Llega a los cines la tercera y última parte de la saga, Maze Runner: la cura mortal dirigida por Wes Ball y basada en las novelas de James Dashner.
La historia continúa los sucesos de la segunda parte: Minho es prisionero de la corporación conocida como C.R.U.E.L. mientras que Thomas y Newt, con la ayuda de varios de los rebeldes, intentan salvarlo junto a otros prisioneros inmunes al virus de la “llamarada” que ha transformado a gran parte de la población en las criaturas llamadas cranks. A la par, Teresa parece haberse aliado con C.R.U.E.L. para encontrar una cura.
Maze Runner: la cura mortal termina siendo el final de una saga de fantasía que creció a la sombra de éxitos como Los juegos del hambre. Futuros distópicos en donde los jóvenes son los protagonistas y que haya un mañana para la humanidad depende de ellos.
El tópico vuelve a ser el mismo: el control de una alta sociedad por encima de los más débiles y olvidados, aunque el aspecto social no es el más fuerte de la saga (comparándola con la mencionada Los juegos del hambre). No cabe duda de que la espectacularidad es el fuerte de Maze Runner. Grandes persecuciones y filmaciones sacudidas por los movimientos de la cámara. La película comienza con los elaborados planes de Thomas y termina de igual manera. Es evidente el trabajo del director Wes Ball que, a la par, se ha encargado de los efectos especiales de muchas otras películas.

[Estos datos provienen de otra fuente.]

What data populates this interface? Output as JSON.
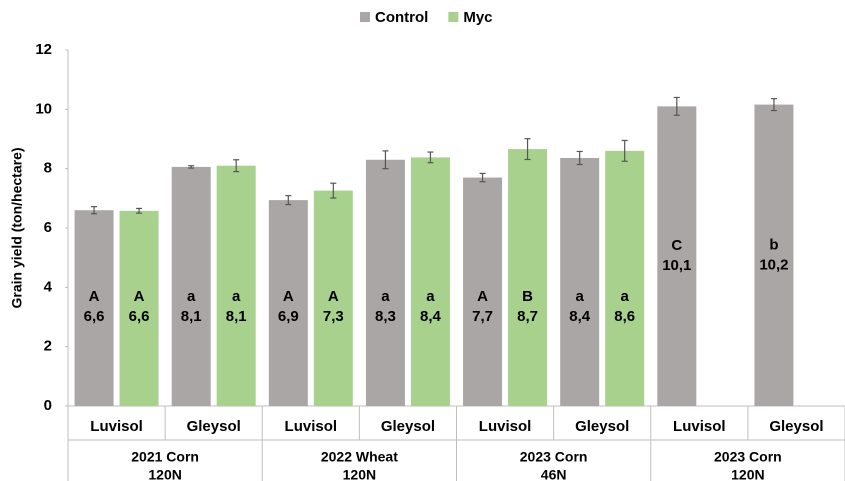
{
  "chart_data": {
    "type": "bar",
    "ylabel": "Grain yield (ton/hectare)",
    "categories": [
      "Luvisol",
      "Gleysol",
      "Luvisol",
      "Gleysol",
      "Luvisol",
      "Gleysol",
      "Luvisol",
      "Gleysol"
    ],
    "groups": [
      [
        "2021 Corn",
        "120N"
      ],
      [
        "2022 Wheat",
        "120N"
      ],
      [
        "2023 Corn",
        "46N"
      ],
      [
        "2023 Corn",
        "120N"
      ]
    ],
    "series": [
      {
        "name": "Control",
        "color": "#aaa6a6",
        "values": [
          6.6,
          8.06,
          6.94,
          8.3,
          7.7,
          8.36,
          10.1,
          10.16
        ],
        "errors": [
          0.12,
          0.04,
          0.15,
          0.3,
          0.14,
          0.22,
          0.3,
          0.2
        ],
        "value_labels": [
          "6,6",
          "8,1",
          "6,9",
          "8,3",
          "7,7",
          "8,4",
          "10,1",
          "10,2"
        ],
        "letters": [
          "A",
          "a",
          "A",
          "a",
          "A",
          "a",
          "C",
          "b"
        ]
      },
      {
        "name": "Myc",
        "color": "#a9d18e",
        "values": [
          6.58,
          8.1,
          7.26,
          8.38,
          8.66,
          8.6,
          null,
          null
        ],
        "errors": [
          0.08,
          0.2,
          0.25,
          0.18,
          0.35,
          0.35,
          null,
          null
        ],
        "value_labels": [
          "6,6",
          "8,1",
          "7,3",
          "8,4",
          "8,7",
          "8,6",
          null,
          null
        ],
        "letters": [
          "A",
          "a",
          "A",
          "a",
          "B",
          "a",
          null,
          null
        ]
      }
    ],
    "ylim": [
      0,
      12
    ],
    "yticks": [
      0,
      2,
      4,
      6,
      8,
      10,
      12
    ],
    "legend": "top"
  }
}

La película sufre la duración. Con dos horas y media, la idea original era dividir el final en dos partes, pero por cuestiones presupuestarias se acortó sólo a una. Mientras que los fanáticos van a disfrutar de su tiempo, el espectador común va a sentir que lo poco que se está contando se extiende mucho en la trama.
El protagonismo cae rotundamente en Dylan O’Brien (Thomas) sin dar espacio al desarrollo de otros personajes de la saga. Ni hablar de la inclusión de nuevos como Lawrence, encarnado por el actor Walton Goggins. Su papel queda al margen y no aporta ningún fundamento importante a la historia.